In the cuchi/curupaú association, either curupaú (Anadenanthera macrocarpa) or cuchi (Astronium urundeuva) predominates. It grows on well-drained but nutrient-poor soils, including rocky mountain slopes and sandy lowland soils. The canopy varies from 10 to 15 meters in height and is 65% closed, with emergent trees up to 25 meters high.

The cuta/ajo-ajo association is predominantly cuta (Phyllostylon rhamnoides) and ajo-ajo (Gallesia integrifolia). This association is found on seasonally-flooded soils near streams.

The tajibo/tusequi association is of Tajibo (Tabebuia heptaphylla) and tusequi (Machaerium hirtum). It forms patches of forest on low rises (half a meter to a meter) surrounded by open savanna.

The ecoregion also has areas of grassy savanna similar to the Cerrado savannas further east.

==Fauna==
The ecoregion has 42 species of mammals, including marsh deer (Blastocerus dichotomus), white-lipped peccary (Tayassu pecari), giant armadillo (Priodontes maximus), jaguar (Panthera onca), maned wolf (Chrysocyon brachyurus), giant otter (Pteronura brasiliensis), and the rodent Goodfellow's tuco-tuco (Ctenomys goodfellowi).

Native birds include the black-and-tawny seedeater (Sporophila nigrorufa).

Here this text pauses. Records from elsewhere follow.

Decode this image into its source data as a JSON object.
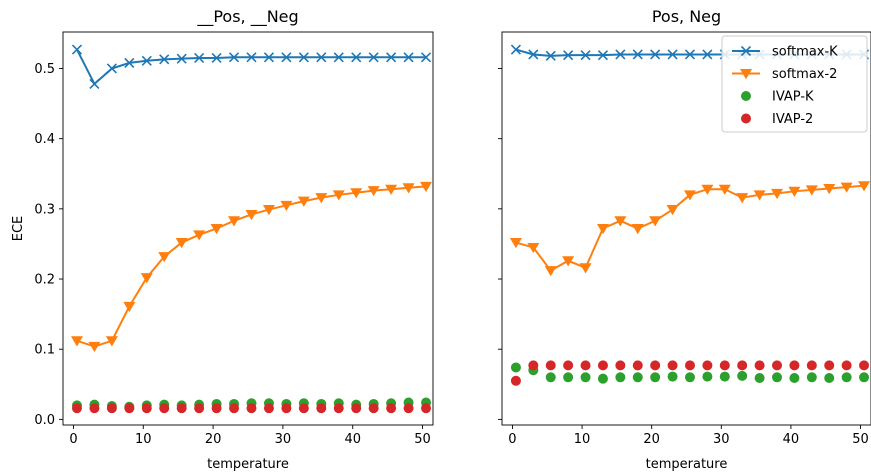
{
  "chart_data": [
    {
      "type": "line",
      "title": "__Pos, __Neg",
      "xlabel": "temperature",
      "ylabel": "ECE",
      "xlim": [
        -1.5,
        51.5
      ],
      "ylim": [
        -0.008,
        0.552
      ],
      "xticks": [
        0,
        10,
        20,
        30,
        40,
        50
      ],
      "yticks": [
        0.0,
        0.1,
        0.2,
        0.3,
        0.4,
        0.5
      ],
      "ytick_labels": [
        "0.0",
        "0.1",
        "0.2",
        "0.3",
        "0.4",
        "0.5"
      ],
      "x": [
        0.5,
        3.0,
        5.5,
        8.0,
        10.5,
        13.0,
        15.5,
        18.0,
        20.5,
        23.0,
        25.5,
        28.0,
        30.5,
        33.0,
        35.5,
        38.0,
        40.5,
        43.0,
        45.5,
        48.0,
        50.5
      ],
      "series": [
        {
          "name": "softmax-K",
          "color": "#1f77b4",
          "marker": "x",
          "line": true,
          "values": [
            0.527,
            0.478,
            0.5,
            0.508,
            0.511,
            0.513,
            0.514,
            0.515,
            0.515,
            0.516,
            0.516,
            0.516,
            0.516,
            0.516,
            0.516,
            0.516,
            0.516,
            0.516,
            0.516,
            0.516,
            0.516
          ]
        },
        {
          "name": "softmax-2",
          "color": "#ff7f0e",
          "marker": "triangle-down",
          "line": true,
          "values": [
            0.112,
            0.104,
            0.112,
            0.161,
            0.202,
            0.232,
            0.252,
            0.263,
            0.272,
            0.283,
            0.292,
            0.299,
            0.305,
            0.311,
            0.316,
            0.32,
            0.323,
            0.326,
            0.328,
            0.33,
            0.332
          ]
        },
        {
          "name": "IVAP-K",
          "color": "#2ca02c",
          "marker": "circle",
          "line": false,
          "values": [
            0.02,
            0.021,
            0.019,
            0.018,
            0.02,
            0.021,
            0.02,
            0.021,
            0.022,
            0.022,
            0.023,
            0.023,
            0.022,
            0.023,
            0.022,
            0.023,
            0.021,
            0.022,
            0.023,
            0.024,
            0.024
          ]
        },
        {
          "name": "IVAP-2",
          "color": "#d62728",
          "marker": "circle",
          "line": false,
          "values": [
            0.016,
            0.016,
            0.016,
            0.016,
            0.016,
            0.016,
            0.016,
            0.016,
            0.016,
            0.016,
            0.016,
            0.016,
            0.016,
            0.016,
            0.016,
            0.016,
            0.016,
            0.016,
            0.016,
            0.016,
            0.016
          ]
        }
      ]
    },
    {
      "type": "line",
      "title": "Pos, Neg",
      "xlabel": "temperature",
      "ylabel": "",
      "xlim": [
        -1.5,
        51.5
      ],
      "ylim": [
        -0.008,
        0.552
      ],
      "xticks": [
        0,
        10,
        20,
        30,
        40,
        50
      ],
      "yticks": [
        0.0,
        0.1,
        0.2,
        0.3,
        0.4,
        0.5
      ],
      "legend": {
        "placement": "upper right",
        "entries": [
          "softmax-K",
          "softmax-2",
          "IVAP-K",
          "IVAP-2"
        ]
      },
      "x": [
        0.5,
        3.0,
        5.5,
        8.0,
        10.5,
        13.0,
        15.5,
        18.0,
        20.5,
        23.0,
        25.5,
        28.0,
        30.5,
        33.0,
        35.5,
        38.0,
        40.5,
        43.0,
        45.5,
        48.0,
        50.5
      ],
      "series": [
        {
          "name": "softmax-K",
          "color": "#1f77b4",
          "marker": "x",
          "line": true,
          "values": [
            0.527,
            0.52,
            0.518,
            0.519,
            0.519,
            0.519,
            0.52,
            0.52,
            0.52,
            0.52,
            0.52,
            0.52,
            0.52,
            0.52,
            0.52,
            0.52,
            0.52,
            0.52,
            0.52,
            0.52,
            0.52
          ]
        },
        {
          "name": "softmax-2",
          "color": "#ff7f0e",
          "marker": "triangle-down",
          "line": true,
          "values": [
            0.252,
            0.245,
            0.212,
            0.226,
            0.216,
            0.272,
            0.283,
            0.272,
            0.283,
            0.299,
            0.32,
            0.328,
            0.328,
            0.316,
            0.32,
            0.322,
            0.325,
            0.327,
            0.329,
            0.331,
            0.333
          ]
        },
        {
          "name": "IVAP-K",
          "color": "#2ca02c",
          "marker": "circle",
          "line": false,
          "values": [
            0.074,
            0.07,
            0.06,
            0.06,
            0.06,
            0.058,
            0.06,
            0.06,
            0.06,
            0.061,
            0.06,
            0.061,
            0.061,
            0.062,
            0.059,
            0.06,
            0.059,
            0.06,
            0.059,
            0.06,
            0.06
          ]
        },
        {
          "name": "IVAP-2",
          "color": "#d62728",
          "marker": "circle",
          "line": false,
          "values": [
            0.055,
            0.077,
            0.077,
            0.077,
            0.077,
            0.077,
            0.077,
            0.077,
            0.077,
            0.077,
            0.077,
            0.077,
            0.077,
            0.077,
            0.077,
            0.077,
            0.077,
            0.077,
            0.077,
            0.077,
            0.077
          ]
        }
      ]
    }
  ]
}
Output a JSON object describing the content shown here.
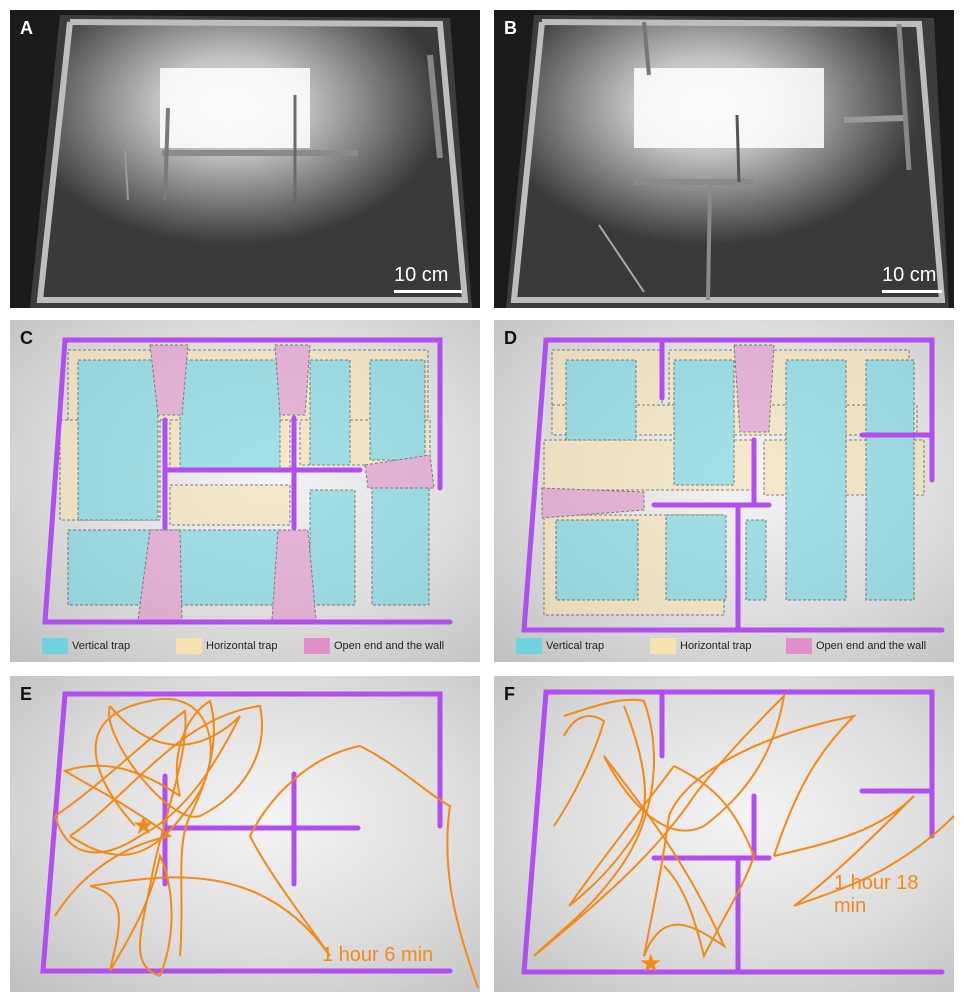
{
  "panels": {
    "a": {
      "label": "A",
      "scale": "10 cm"
    },
    "b": {
      "label": "B",
      "scale": "10 cm"
    },
    "c": {
      "label": "C"
    },
    "d": {
      "label": "D"
    },
    "e": {
      "label": "E",
      "time": "1 hour 6 min"
    },
    "f": {
      "label": "F",
      "time": "1 hour 18 min"
    }
  },
  "legend": {
    "vertical": "Vertical trap",
    "horizontal": "Horizontal trap",
    "open_end": "Open end and the wall"
  },
  "colors": {
    "wall": "#b24df0",
    "vertical_trap": "#6fd3df",
    "horizontal_trap": "#f6e2b0",
    "open_end": "#e08fc8",
    "trajectory": "#f28a17"
  }
}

Native reptiles include the broad-snouted caiman (Caiman latirostris).

== Conservation and protected areas ==
During the period from 2004 to 2011 the ecoregion experienced an annual rate of habitat loss of 0.62%.

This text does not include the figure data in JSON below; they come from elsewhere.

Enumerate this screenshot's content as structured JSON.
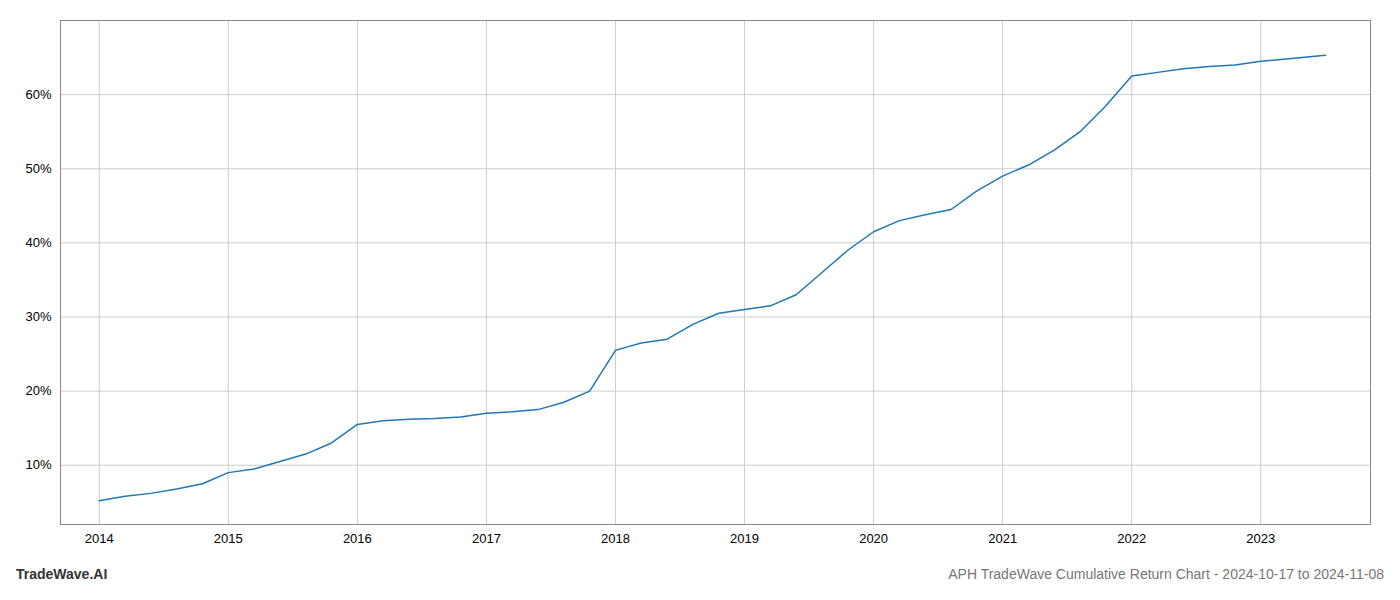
{
  "chart_data": {
    "type": "line",
    "title": "APH TradeWave Cumulative Return Chart - 2024-10-17 to 2024-11-08",
    "annotations": [
      "TradeWave.AI"
    ],
    "x": [
      2014.0,
      2014.2,
      2014.4,
      2014.6,
      2014.8,
      2015.0,
      2015.2,
      2015.4,
      2015.6,
      2015.8,
      2016.0,
      2016.2,
      2016.4,
      2016.6,
      2016.8,
      2017.0,
      2017.2,
      2017.4,
      2017.6,
      2017.8,
      2018.0,
      2018.1,
      2018.2,
      2018.4,
      2018.6,
      2018.8,
      2019.0,
      2019.2,
      2019.4,
      2019.6,
      2019.8,
      2020.0,
      2020.2,
      2020.4,
      2020.6,
      2020.8,
      2021.0,
      2021.2,
      2021.4,
      2021.6,
      2021.8,
      2022.0,
      2022.2,
      2022.4,
      2022.6,
      2022.8,
      2023.0,
      2023.2,
      2023.5
    ],
    "values": [
      5.2,
      5.8,
      6.2,
      6.8,
      7.5,
      9.0,
      9.5,
      10.5,
      11.5,
      13.0,
      15.5,
      16.0,
      16.2,
      16.3,
      16.5,
      17.0,
      17.2,
      17.5,
      18.5,
      20.0,
      25.5,
      26.0,
      26.5,
      27.0,
      29.0,
      30.5,
      31.0,
      31.5,
      33.0,
      36.0,
      39.0,
      41.5,
      43.0,
      43.8,
      44.5,
      47.0,
      49.0,
      50.5,
      52.5,
      55.0,
      58.5,
      62.5,
      63.0,
      63.5,
      63.8,
      64.0,
      64.5,
      64.8,
      65.3
    ],
    "color": "#1f77b4",
    "xlim": [
      2013.7,
      2023.85
    ],
    "xticks": [
      2014,
      2015,
      2016,
      2017,
      2018,
      2019,
      2020,
      2021,
      2022,
      2023
    ],
    "ylim": [
      2,
      70
    ],
    "yticks": [
      {
        "value": 10,
        "label": "10%"
      },
      {
        "value": 20,
        "label": "20%"
      },
      {
        "value": 30,
        "label": "30%"
      },
      {
        "value": 40,
        "label": "40%"
      },
      {
        "value": 50,
        "label": "50%"
      },
      {
        "value": 60,
        "label": "60%"
      }
    ],
    "grid": true
  }
}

In response to indigenous demands for control over their home territories, the Bolivian government issued a decree in 1990 designating indigenous territories in the lowlands, and acknowledging the rights of indigenous peoples to collectively govern those territories. A 1993 agrarian reform law acknowledged indigenous communities' collective land ownership and formalized Native Community Lands (called Tierras Comunitarias de Origen, or TCOs) as the vehicle for ownership, and the 1995 constitutional reform further guaranteed the rights of indigenous peoples to Native Community Lands. Portions of the dry forests are within TCOs. A 1996 reform of Bolivia's forestry law required forest management plans and forest inventories, established harvest limits, and guaranteed the rights of indigenous communities to manage timber harvesting on forest lands within TCOs, and to engage in customary forms of forest product harvesting without central government approval.

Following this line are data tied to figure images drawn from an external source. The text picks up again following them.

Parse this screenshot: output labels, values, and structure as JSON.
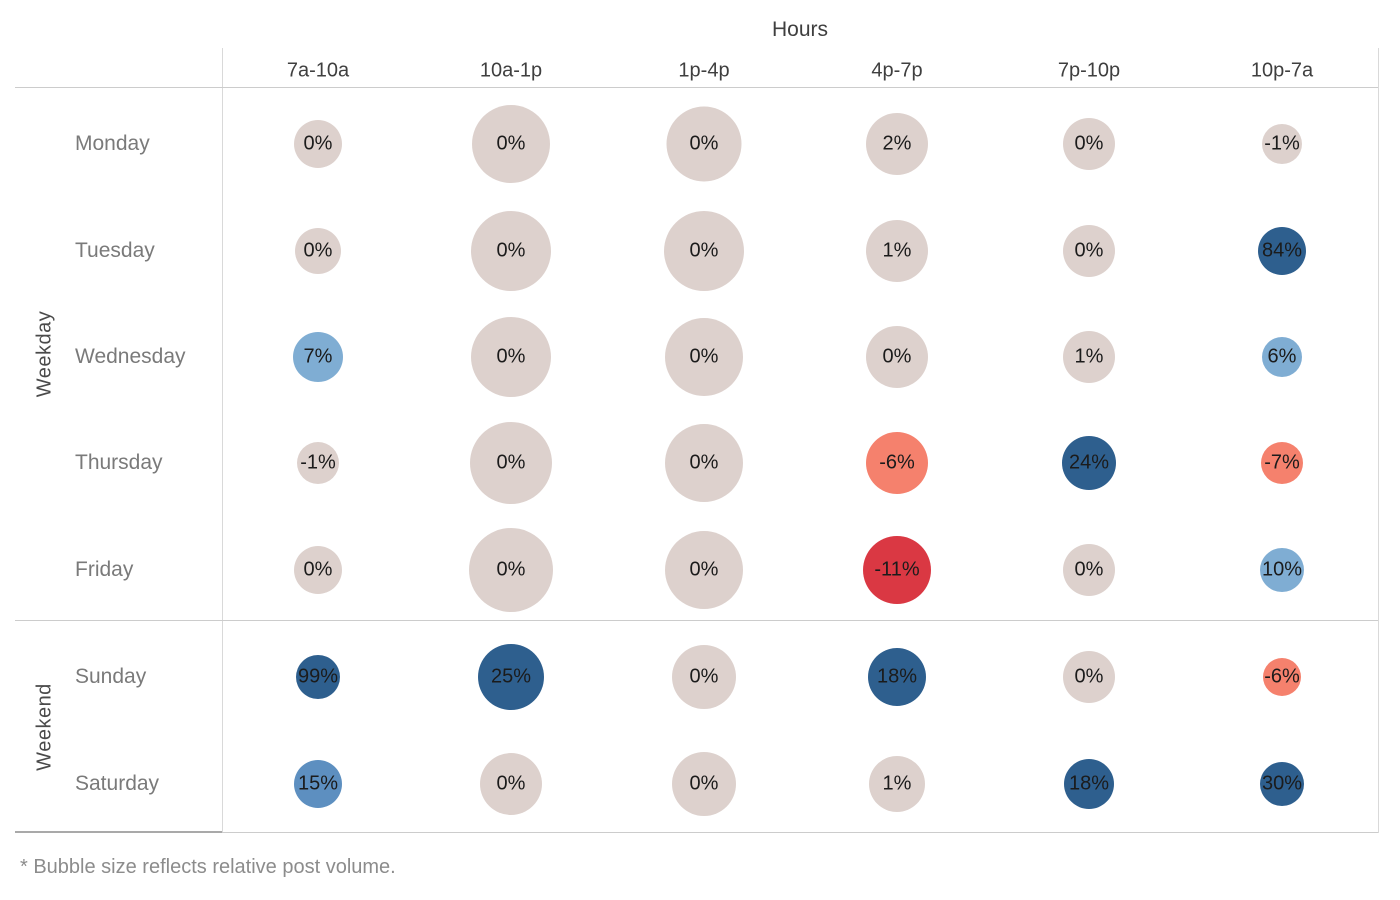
{
  "chart": {
    "title": "Hours",
    "footnote": "* Bubble size reflects relative post volume."
  },
  "chart_data": {
    "type": "bubble",
    "title": "Hours",
    "x_axis_label": "Hours",
    "y_axis_groups_label": [
      "Weekday",
      "Weekend"
    ],
    "columns": [
      "7a-10a",
      "10a-1p",
      "1p-4p",
      "4p-7p",
      "7p-10p",
      "10p-7a"
    ],
    "row_groups": [
      {
        "label": "Weekday",
        "days": [
          "Monday",
          "Tuesday",
          "Wednesday",
          "Thursday",
          "Friday"
        ]
      },
      {
        "label": "Weekend",
        "days": [
          "Sunday",
          "Saturday"
        ]
      }
    ],
    "note": "* Bubble size reflects relative post volume.",
    "palette": {
      "neutral": "#ddd1cd",
      "blue_dark": "#2e5f8e",
      "blue_medium": "#5d8fc0",
      "blue_light": "#7fadd3",
      "salmon": "#f5816d",
      "red": "#da3843"
    },
    "rows": [
      {
        "day": "Monday",
        "group": "Weekday",
        "values": [
          0,
          0,
          0,
          2,
          0,
          -1
        ],
        "labels": [
          "0%",
          "0%",
          "0%",
          "2%",
          "0%",
          "-1%"
        ],
        "sizes": [
          48,
          78,
          75,
          62,
          52,
          40
        ],
        "colors": [
          "neutral",
          "neutral",
          "neutral",
          "neutral",
          "neutral",
          "neutral"
        ]
      },
      {
        "day": "Tuesday",
        "group": "Weekday",
        "values": [
          0,
          0,
          0,
          1,
          0,
          84
        ],
        "labels": [
          "0%",
          "0%",
          "0%",
          "1%",
          "0%",
          "84%"
        ],
        "sizes": [
          46,
          80,
          80,
          62,
          52,
          48
        ],
        "colors": [
          "neutral",
          "neutral",
          "neutral",
          "neutral",
          "neutral",
          "blue_dark"
        ]
      },
      {
        "day": "Wednesday",
        "group": "Weekday",
        "values": [
          7,
          0,
          0,
          0,
          1,
          6
        ],
        "labels": [
          "7%",
          "0%",
          "0%",
          "0%",
          "1%",
          "6%"
        ],
        "sizes": [
          50,
          80,
          78,
          62,
          52,
          40
        ],
        "colors": [
          "blue_light",
          "neutral",
          "neutral",
          "neutral",
          "neutral",
          "blue_light"
        ]
      },
      {
        "day": "Thursday",
        "group": "Weekday",
        "values": [
          -1,
          0,
          0,
          -6,
          24,
          -7
        ],
        "labels": [
          "-1%",
          "0%",
          "0%",
          "-6%",
          "24%",
          "-7%"
        ],
        "sizes": [
          42,
          82,
          78,
          62,
          54,
          42
        ],
        "colors": [
          "neutral",
          "neutral",
          "neutral",
          "salmon",
          "blue_dark",
          "salmon"
        ]
      },
      {
        "day": "Friday",
        "group": "Weekday",
        "values": [
          0,
          0,
          0,
          -11,
          0,
          10
        ],
        "labels": [
          "0%",
          "0%",
          "0%",
          "-11%",
          "0%",
          "10%"
        ],
        "sizes": [
          48,
          84,
          78,
          68,
          52,
          44
        ],
        "colors": [
          "neutral",
          "neutral",
          "neutral",
          "red",
          "neutral",
          "blue_light"
        ]
      },
      {
        "day": "Sunday",
        "group": "Weekend",
        "values": [
          99,
          25,
          0,
          18,
          0,
          -6
        ],
        "labels": [
          "99%",
          "25%",
          "0%",
          "18%",
          "0%",
          "-6%"
        ],
        "sizes": [
          44,
          66,
          64,
          58,
          52,
          38
        ],
        "colors": [
          "blue_dark",
          "blue_dark",
          "neutral",
          "blue_dark",
          "neutral",
          "salmon"
        ]
      },
      {
        "day": "Saturday",
        "group": "Weekend",
        "values": [
          15,
          0,
          0,
          1,
          18,
          30
        ],
        "labels": [
          "15%",
          "0%",
          "0%",
          "1%",
          "18%",
          "30%"
        ],
        "sizes": [
          48,
          62,
          64,
          56,
          50,
          44
        ],
        "colors": [
          "blue_medium",
          "neutral",
          "neutral",
          "neutral",
          "blue_dark",
          "blue_dark"
        ]
      }
    ]
  }
}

From August to November 2019, fires burned 1.4 million hectares of the dry forests, an estimated 12% of the Chiquitano forest area before the fires. Earlier in 2019 the Bolivian government issued a decree supporting clearance of forest lands in the Chiquitano and Amazon regions for cattle and soya production. Civil society organizations concluded the fires were mostly deliberately set by people seeking to clear land, and linked the increase in fires to the change in government policy. Those organizations and indigenous leaders petitioned the government to repeal the pro-clearance policies, better protect the forests, and uphold indigenous land rights.

A 2017 assessment found that 55,861 km², or 24%, of the ecoregion is in protected areas. Protected areas include Noel Kempff Mercado National Park and Ríos Blanco y Negro Wildlife Reserve in Bolivia.